創業150周年を迎える資生堂は、現在10カ月におよぶ無料のYouTubeテストシリーズを進めているところだ。統合マーケティング戦略・消費者エンゲージメント担当バイスプレジデント、ジェシー・ドウズ氏によると、このアプローチを取った理由は年内のプロモーションを行う前に動画の推進力をテストするためだという。
この記事は、DIGIDAY[日本版]のバーティカルサイト、ビューティ、ファッション業界の未来を探るメディア「Glossy」の記事です。
創業150周年を迎える資生堂は、現在10カ月におよぶ無料のYouTubeテストシリーズを進めているところだ。これには、最終的にYouTubeで有料戦略を構築し成功を収めるという目標がある。
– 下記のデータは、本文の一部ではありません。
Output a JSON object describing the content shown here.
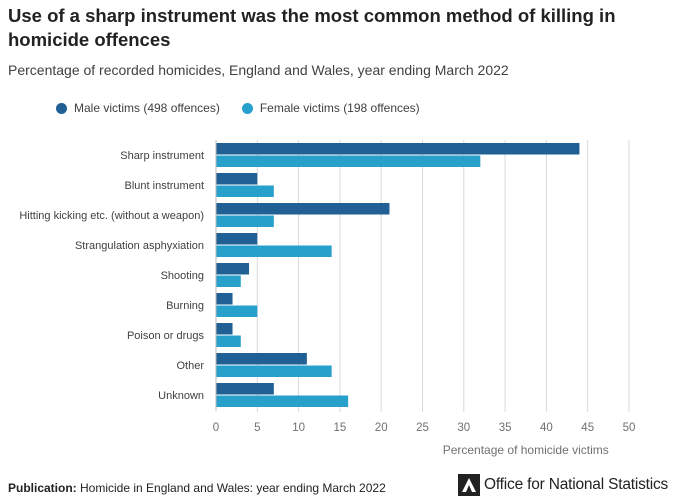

シリーズのテーマは資生堂、Jビューティ、レイヤリング
24エピソードからなるこのオリジナルシリーズでは、キャスターでウェルネスインフルエンサーであるキャンディス・クマイ氏が起用された。同氏は資生堂の歴史とJビューティの歴史を詳しく解説し、同氏の日本のルーツに関する経験談などが織り交ぜられている。資生堂の有料メディア戦略は100%デジタルであり、これは米国資生堂のチャネルでの最初の無料YouTubeシリーズである。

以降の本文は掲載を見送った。